Juan Daniel Oviedo explicó que Pereira, Pasto e Ibagué fueron las ciudades con mayores alzas de precios en el séptimo mes del año

Joaquín M. López B.

El Dane entregó los resultados del Índice de Precios al Consumidor. Lo que resalta es que tal como ha venido pasando desde que comenzó la crisis del covid-19, la inflación siguió cayendo en respuesta a menor demanda de diferentes sectores. En el séptimo mes del año, la variación mensual fue de 0%.
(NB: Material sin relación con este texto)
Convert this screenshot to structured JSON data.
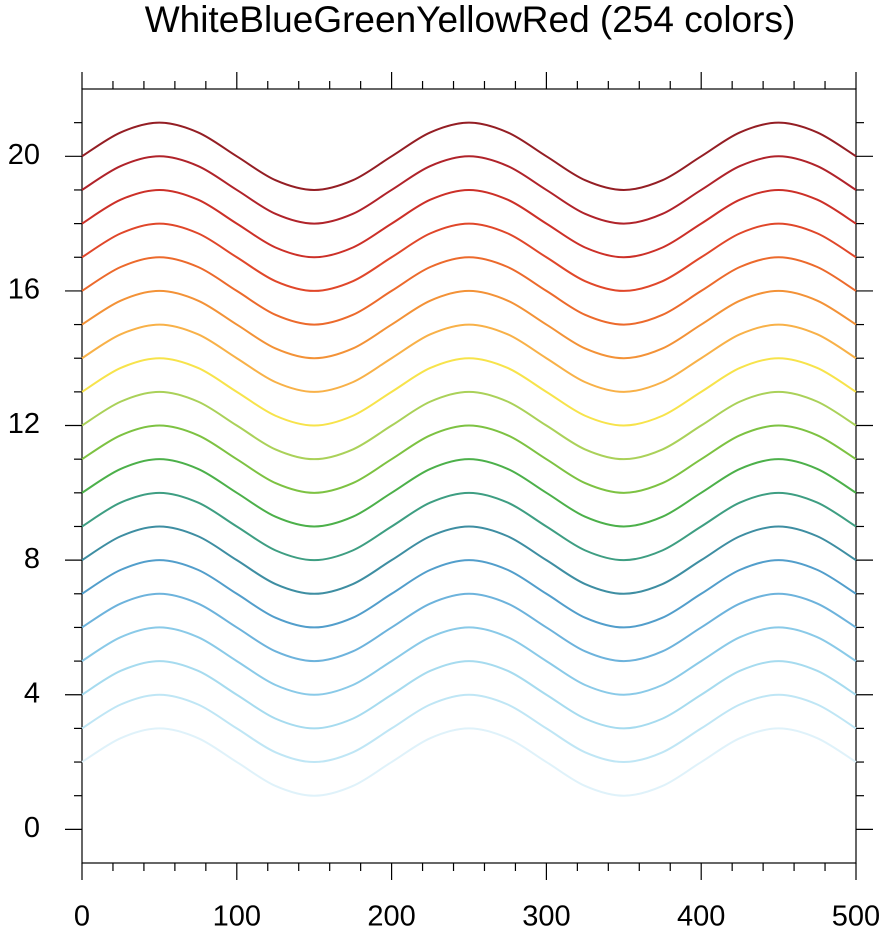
{
  "chart_data": {
    "type": "line",
    "title": "WhiteBlueGreenYellowRed (254 colors)",
    "x": [
      0,
      25,
      50,
      75,
      100,
      125,
      150,
      175,
      200,
      225,
      250,
      275,
      300,
      325,
      350,
      375,
      400,
      425,
      450,
      475,
      500
    ],
    "xlim": [
      0,
      500
    ],
    "xticks": [
      0,
      100,
      200,
      300,
      400,
      500
    ],
    "xminorticks": [
      20,
      40,
      60,
      80,
      120,
      140,
      160,
      180,
      220,
      240,
      260,
      280,
      320,
      340,
      360,
      380,
      420,
      440,
      460,
      480
    ],
    "ylim": [
      -1,
      22
    ],
    "yticks": [
      0,
      4,
      8,
      12,
      16,
      20
    ],
    "yminorticks": [
      1,
      2,
      3,
      5,
      6,
      7,
      9,
      10,
      11,
      13,
      14,
      15,
      17,
      18,
      19,
      21
    ],
    "series": [
      {
        "color": "#dff2fa",
        "values": [
          2,
          2.71,
          3,
          2.71,
          2,
          1.29,
          1,
          1.29,
          2,
          2.71,
          3,
          2.71,
          2,
          1.29,
          1,
          1.29,
          2,
          2.71,
          3,
          2.71,
          2
        ]
      },
      {
        "color": "#bfe6f5",
        "values": [
          3,
          3.71,
          4,
          3.71,
          3,
          2.29,
          2,
          2.29,
          3,
          3.71,
          4,
          3.71,
          3,
          2.29,
          2,
          2.29,
          3,
          3.71,
          4,
          3.71,
          3
        ]
      },
      {
        "color": "#a6dbef",
        "values": [
          4,
          4.71,
          5,
          4.71,
          4,
          3.29,
          3,
          3.29,
          4,
          4.71,
          5,
          4.71,
          4,
          3.29,
          3,
          3.29,
          4,
          4.71,
          5,
          4.71,
          4
        ]
      },
      {
        "color": "#8acae8",
        "values": [
          5,
          5.71,
          6,
          5.71,
          5,
          4.29,
          4,
          4.29,
          5,
          5.71,
          6,
          5.71,
          5,
          4.29,
          4,
          4.29,
          5,
          5.71,
          6,
          5.71,
          5
        ]
      },
      {
        "color": "#6db3dc",
        "values": [
          6,
          6.71,
          7,
          6.71,
          6,
          5.29,
          5,
          5.29,
          6,
          6.71,
          7,
          6.71,
          6,
          5.29,
          5,
          5.29,
          6,
          6.71,
          7,
          6.71,
          6
        ]
      },
      {
        "color": "#529ecb",
        "values": [
          7,
          7.71,
          8,
          7.71,
          7,
          6.29,
          6,
          6.29,
          7,
          7.71,
          8,
          7.71,
          7,
          6.29,
          6,
          6.29,
          7,
          7.71,
          8,
          7.71,
          7
        ]
      },
      {
        "color": "#3e8ea2",
        "values": [
          8,
          8.71,
          9,
          8.71,
          8,
          7.29,
          7,
          7.29,
          8,
          8.71,
          9,
          8.71,
          8,
          7.29,
          7,
          7.29,
          8,
          8.71,
          9,
          8.71,
          8
        ]
      },
      {
        "color": "#3e9e82",
        "values": [
          9,
          9.71,
          10,
          9.71,
          9,
          8.29,
          8,
          8.29,
          9,
          9.71,
          10,
          9.71,
          9,
          8.29,
          8,
          8.29,
          9,
          9.71,
          10,
          9.71,
          9
        ]
      },
      {
        "color": "#4cb04a",
        "values": [
          10,
          10.71,
          11,
          10.71,
          10,
          9.29,
          9,
          9.29,
          10,
          10.71,
          11,
          10.71,
          10,
          9.29,
          9,
          9.29,
          10,
          10.71,
          11,
          10.71,
          10
        ]
      },
      {
        "color": "#7dc242",
        "values": [
          11,
          11.71,
          12,
          11.71,
          11,
          10.29,
          10,
          10.29,
          11,
          11.71,
          12,
          11.71,
          11,
          10.29,
          10,
          10.29,
          11,
          11.71,
          12,
          11.71,
          11
        ]
      },
      {
        "color": "#aad159",
        "values": [
          12,
          12.71,
          13,
          12.71,
          12,
          11.29,
          11,
          11.29,
          12,
          12.71,
          13,
          12.71,
          12,
          11.29,
          11,
          11.29,
          12,
          12.71,
          13,
          12.71,
          12
        ]
      },
      {
        "color": "#f7e34b",
        "values": [
          13,
          13.71,
          14,
          13.71,
          13,
          12.29,
          12,
          12.29,
          13,
          13.71,
          14,
          13.71,
          13,
          12.29,
          12,
          12.29,
          13,
          13.71,
          14,
          13.71,
          13
        ]
      },
      {
        "color": "#f8b148",
        "values": [
          14,
          14.71,
          15,
          14.71,
          14,
          13.29,
          13,
          13.29,
          14,
          14.71,
          15,
          14.71,
          14,
          13.29,
          13,
          13.29,
          14,
          14.71,
          15,
          14.71,
          14
        ]
      },
      {
        "color": "#f39237",
        "values": [
          15,
          15.71,
          16,
          15.71,
          15,
          14.29,
          14,
          14.29,
          15,
          15.71,
          16,
          15.71,
          15,
          14.29,
          14,
          14.29,
          15,
          15.71,
          16,
          15.71,
          15
        ]
      },
      {
        "color": "#ec6a2c",
        "values": [
          16,
          16.71,
          17,
          16.71,
          16,
          15.29,
          15,
          15.29,
          16,
          16.71,
          17,
          16.71,
          16,
          15.29,
          15,
          15.29,
          16,
          16.71,
          17,
          16.71,
          16
        ]
      },
      {
        "color": "#e0472a",
        "values": [
          17,
          17.71,
          18,
          17.71,
          17,
          16.29,
          16,
          16.29,
          17,
          17.71,
          18,
          17.71,
          17,
          16.29,
          16,
          16.29,
          17,
          17.71,
          18,
          17.71,
          17
        ]
      },
      {
        "color": "#cc3028",
        "values": [
          18,
          18.71,
          19,
          18.71,
          18,
          17.29,
          17,
          17.29,
          18,
          18.71,
          19,
          18.71,
          18,
          17.29,
          17,
          17.29,
          18,
          18.71,
          19,
          18.71,
          18
        ]
      },
      {
        "color": "#b0232a",
        "values": [
          19,
          19.71,
          20,
          19.71,
          19,
          18.29,
          18,
          18.29,
          19,
          19.71,
          20,
          19.71,
          19,
          18.29,
          18,
          18.29,
          19,
          19.71,
          20,
          19.71,
          19
        ]
      },
      {
        "color": "#941e24",
        "values": [
          20,
          20.71,
          21,
          20.71,
          20,
          19.29,
          19,
          19.29,
          20,
          20.71,
          21,
          20.71,
          20,
          19.29,
          19,
          19.29,
          20,
          20.71,
          21,
          20.71,
          20
        ]
      }
    ]
  }
}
El director del Dane, Juan Daniel Oviedo, dijo que “esa inflación de 0% coincide históricamente con inflaciones mensuales que se habían reportado para enero de 1970, agosto de 1975 y agosto de 2005. Este incremento en la variación de precios del 0% corresponde a reducción de 22 puntos básicos frente a la mensual para julio de 2019”.

Ahora, el acumulado anual de este indicador está en 1,97%, y la última vez que esto se registró fue a finales de 2013, cuando entre noviembre y diciembre figuraban precios de 1,76% y 1,94%.

¿Pero qué implica que el IPC retorne luego de casi siete años a este nivel?. El director de análisis de Casa de Bolsa, Juan David Ballén, explicó que “por un lado, es un alivio para los consumidores y en especial para aquellos que se han quedado sin empleo. Es natural que bajo una recesión económica tan profunda como la que estamos viviendo, los precios desciendan. Es positivo para el consumo, la caída de precios busca promoverlo”.

Carolina Monzón, jefe de análisis económico del Banco Itaú Colombia, explicó que “para julio se esperaba que la inflación continuara retrocediendo. La implementación del segundo día sin IVA y los subsidios en los servicios públicos continuarían arrastrando los precios al consumidor. A su vez, una nueva caída en el componente de alimentos presionaría el indicador a la baja. En adelante, una perspectiva de actividad que retrocede rápidamente, un débil mercado laboral y la caída de las expectativas de inflación apuntan a presiones inflacionarias moderadas en el futuro, finalizando el año alrededor de 2%”.

Sobre los sectores que en julio más crecieron en el IPC esta vez fueron alojamiento, agua, electricidad, y gas con 0,005%, transporte con 0,003%, restaurantes y hoteles 0,03%, bienes y servicios diversos con 0,01% y salud 0,01%. Caso contrario, las subcategorías que más bajaron fueron alimentos y bebidas no alcohólicas con -0,13%.

“En circunstancias como las actuales, las presiones de demanda son escasas, vestuario y calzado no están vendiendo y los precios de esos artículos han venido bajando y seguirán haciéndolo. Hay poca presión de compra para que crezcan”, agregó Andrés Langebaek, director de estudios económicos del Grupo Bolívar.

Por ciudades, el director del Dane dijo que Pereira (4,23%), Pasto (1,17%) e Ibagué (1,14%) fueron las ciudades que presentaron mayores variaciones mensuales de precios. Las ciudades en las que menos aumentaron los precios fueron Villavicencio (-0,40%), Florencia (-0,55%) y Montería (-2,31%). Bogotá, Medellín y Cali tuvieron variaciones de -0,08%, -0,03% y-0,08%, respectivamente.

Las proyecciones del Emisor
El Banco de la República también destapó algunas cartas de sus proyecciones para este año. En su informe, entregado ayer, por el lado de la inflación, el Emisor calcula que cerraría 2020 en 1,5%.

Además, los técnicos estiman que la tendencia bajista en la que está el IPC no será solo del corto plazo, sino también que se mantendría por lo menos hasta el primer trimestre de 2021 y solo subiría ese año a un rango entre 2 subiría entre 2% y 3%.